Editor’s note: This blog post is the first in a series providing an overview and history of LinkedIn’s experimentation platform.
At any given time, LinkedIn’s experimentation platform is serving up to 41,000 A/B tests simultaneously on a user population of over 700 million members. Operation at such a scale is enabled with the LinkedIn Targeting, Ramping, and Experimentation platform, or T-REX. It started small, but growing internal demand and external forces have led us to scale and evolve the T-REX platform over the past decade. Originally conceived as an experiment management and delivery system with a UI application, the system gradually evolved into a platform that comprises targeting, dynamic configuration and experiment infrastructure, insight and reporting pipelines, a notification system, and a seamless UI experience.
Overall, three main factors heavily influenced development of the T-REX infrastructure in the past decade:
Rapid growth of the company,
Exponential growth of the data available for analysis,
Internal cultural shift, during which experimentation became an intrinsic part of the release process.

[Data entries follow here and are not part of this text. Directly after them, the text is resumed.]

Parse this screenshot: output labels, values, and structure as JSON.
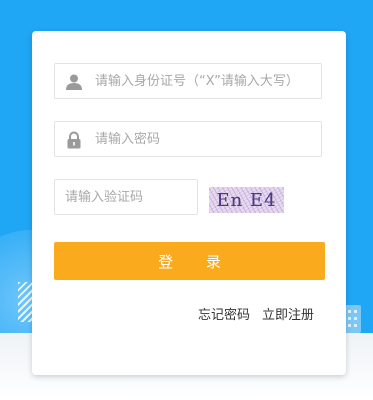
{
  "form": {
    "id_placeholder": "请输入身份证号（“X”请输入大写）",
    "password_placeholder": "请输入密码",
    "captcha_placeholder": "请输入验证码",
    "captcha_text": "En E4",
    "login_label": "登 录"
  },
  "links": {
    "forgot_password": "忘记密码",
    "register": "立即注册"
  },
  "colors": {
    "background": "#1fa6f5",
    "button": "#f9ab1d",
    "captcha_text_1": "#7a4a1c",
    "captcha_text_2": "#3a2b9a"
  },
  "icons": {
    "id_field": "user-icon",
    "password_field": "lock-icon"
  }
}
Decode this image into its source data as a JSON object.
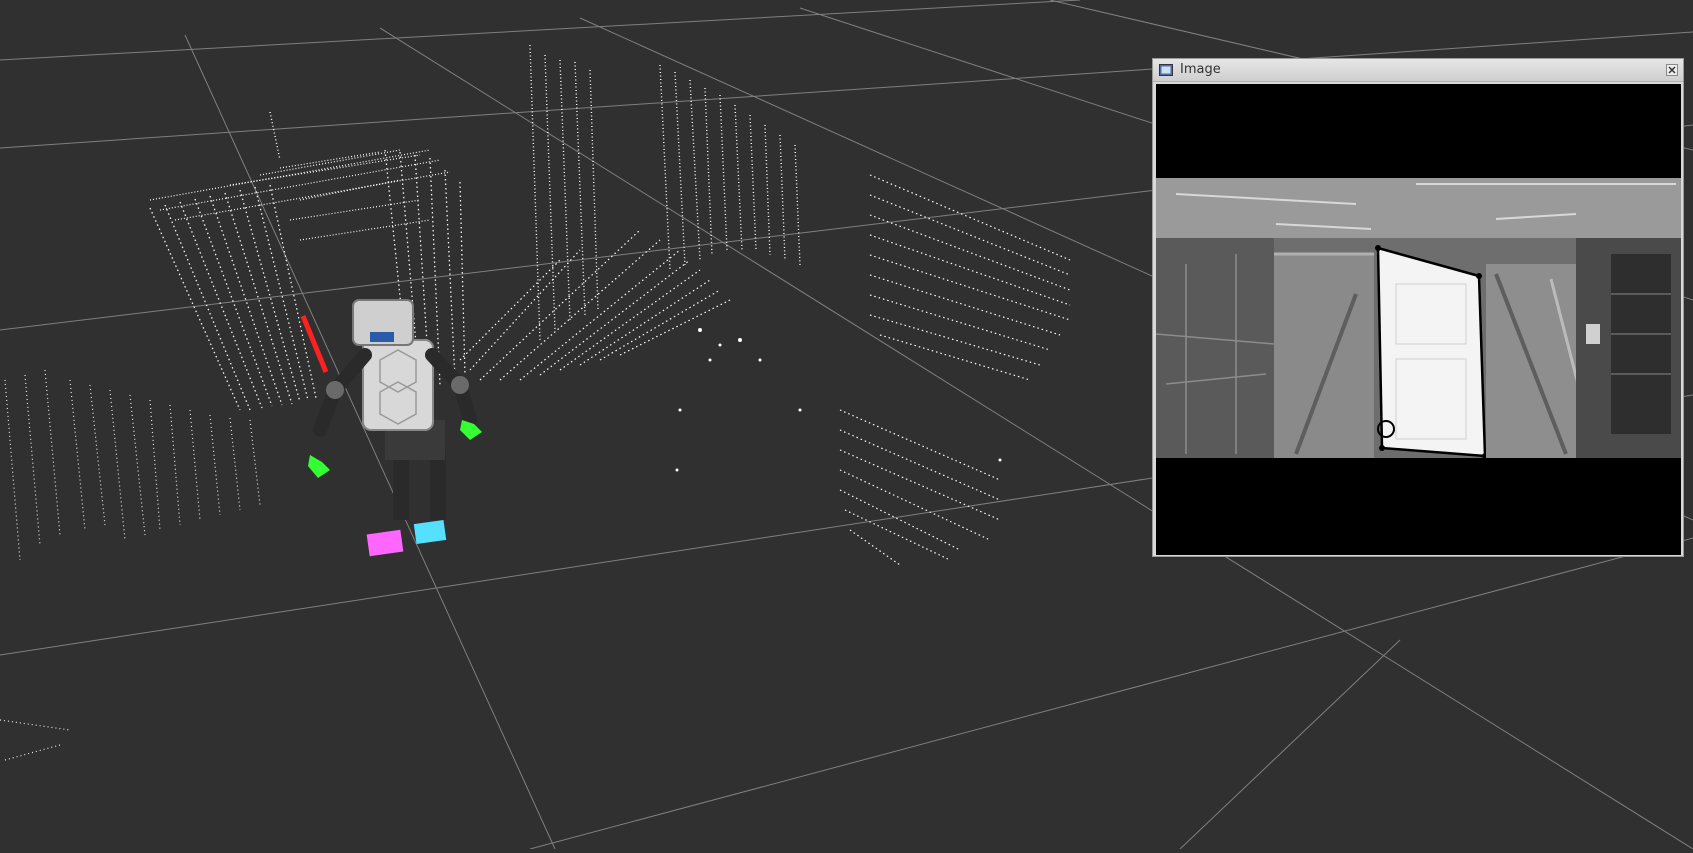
{
  "image_panel": {
    "title": "Image",
    "icon": "image-window-icon",
    "close_icon": "close-icon"
  },
  "scene": {
    "background": "#303030",
    "grid_color": "#9a9a9a",
    "point_cloud_color": "#ffffff",
    "robot_torso_color": "#d8d8d8",
    "left_foot_color": "#ff66ff",
    "right_foot_color": "#55e0ff",
    "hand_color": "#33ff33",
    "marker_color": "#ff2020"
  },
  "camera_view": {
    "overlay_color": "#ffffff",
    "outline_color": "#000000"
  }
}
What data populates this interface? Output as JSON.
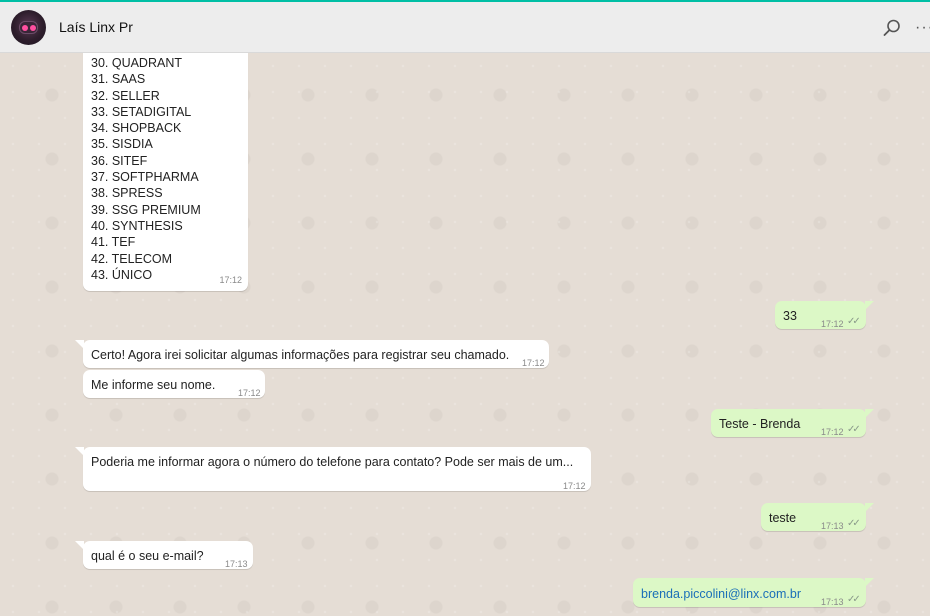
{
  "header": {
    "contact_name": "Laís Linx Pr"
  },
  "icons": {
    "avatar": "robot-avatar",
    "search": "search-icon",
    "menu": "more-options-icon"
  },
  "colors": {
    "accent": "#00bfa5",
    "incoming": "#ffffff",
    "outgoing": "#dcf8c6",
    "chat_bg": "#e5ddd5",
    "link": "#1a6fb8"
  },
  "messages": {
    "list": {
      "items": [
        "30. QUADRANT",
        "31. SAAS",
        "32. SELLER",
        "33. SETADIGITAL",
        "34. SHOPBACK",
        "35. SISDIA",
        "36. SITEF",
        "37. SOFTPHARMA",
        "38. SPRESS",
        "39. SSG PREMIUM",
        "40. SYNTHESIS",
        "41. TEF",
        "42. TELECOM",
        "43. ÚNICO"
      ],
      "time": "17:12"
    },
    "m1": {
      "text": "33",
      "time": "17:12",
      "ticks": "✓✓"
    },
    "m2": {
      "text": "Certo! Agora irei solicitar algumas informações para registrar seu chamado.",
      "time": "17:12"
    },
    "m3": {
      "text": "Me informe seu nome.",
      "time": "17:12"
    },
    "m4": {
      "text": "Teste - Brenda",
      "time": "17:12",
      "ticks": "✓✓"
    },
    "m5": {
      "text": "Poderia me informar agora o número do telefone para contato? Pode ser mais de um...",
      "time": "17:12"
    },
    "m6": {
      "text": "teste",
      "time": "17:13",
      "ticks": "✓✓"
    },
    "m7": {
      "text": "qual é o seu e-mail?",
      "time": "17:13"
    },
    "m8": {
      "text": "brenda.piccolini@linx.com.br",
      "time": "17:13",
      "ticks": "✓✓"
    }
  }
}
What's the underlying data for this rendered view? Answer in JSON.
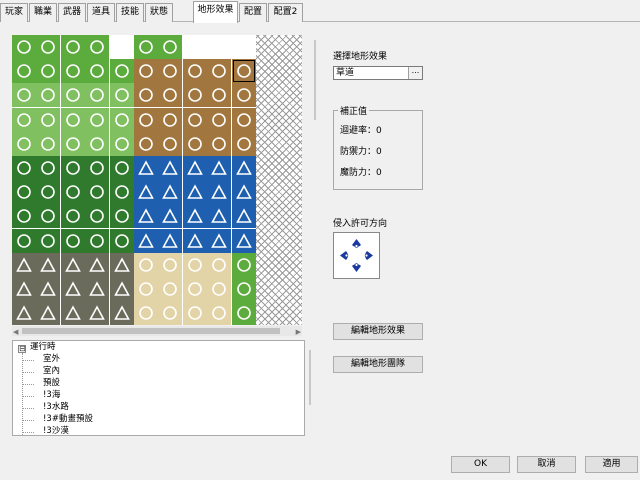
{
  "tabs": [
    {
      "label": "玩家",
      "active": false
    },
    {
      "label": "職業",
      "active": false
    },
    {
      "label": "武器",
      "active": false
    },
    {
      "label": "道具",
      "active": false
    },
    {
      "label": "技能",
      "active": false
    },
    {
      "label": "狀態",
      "active": false
    },
    {
      "label": "地形效果",
      "active": true
    },
    {
      "label": "配置",
      "active": false
    },
    {
      "label": "配置2",
      "active": false
    }
  ],
  "terrain_select": {
    "label": "選擇地形效果",
    "value": "草道",
    "button_label": "..."
  },
  "correction": {
    "title": "補正值",
    "evasion": "迴避率：0",
    "defense": "防禦力：0",
    "magic_defense": "魔防力：0"
  },
  "entry": {
    "label": "侵入許可方向"
  },
  "buttons": {
    "edit_terrain_effect": "編輯地形效果",
    "edit_terrain_group": "編輯地形團隊",
    "ok": "OK",
    "cancel": "取消",
    "apply": "適用"
  },
  "tree": {
    "root": "運行時",
    "root_toggle": "⊟",
    "children": [
      "室外",
      "室內",
      "預設",
      "!3海",
      "!3水路",
      "!3#動畫預設",
      "!3沙漠"
    ]
  },
  "colors": {
    "grass": "#5cab3d",
    "dirt": "#a2773f",
    "forest": "#2f7a2c",
    "water": "#1e5fb0",
    "sand": "#e2d4a6",
    "mountain": "#6b6b5b",
    "selected_outline": "#000000",
    "direction_marker": "#1a3aa0"
  },
  "icons": {
    "scroll_left": "◀",
    "scroll_right": "▶"
  }
}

If you have been closely following the LinkedIn Engineering Blog, you may have seen numerous posts on A/B testing over the years, but it is the first time we are describing the history of the T-REX platform as a whole. We will take a look at the evolution of the platform’s infrastructure, as well as some of the foundational principles and decisions that shaped it. (Note: During the long history of the platform, it’s had multiple incarnations and carried different names, so please do not be confused if it is called LiX (LinkedIn eXperimentation) or XLNT (an eXperimentation framework) in previous posts.)
What is A/B testing?
A/B testing is a scientific method of running studies that relies on randomly splitting a test population into two or more groups and providing them with different variants of some “treatment.” There is always a control group in such a study that does not receive the treatment and which is used as a baseline to measure the effectiveness of the treatment. With a relatively large test population size, and given the randomized assignment of the variant groups, all the individual features of the population members are averaged and erased, and it is possible to estimate the average effect of the treatment on a member. In this post, we will use the terms “A/B testing” and “experimentation” interchangeably.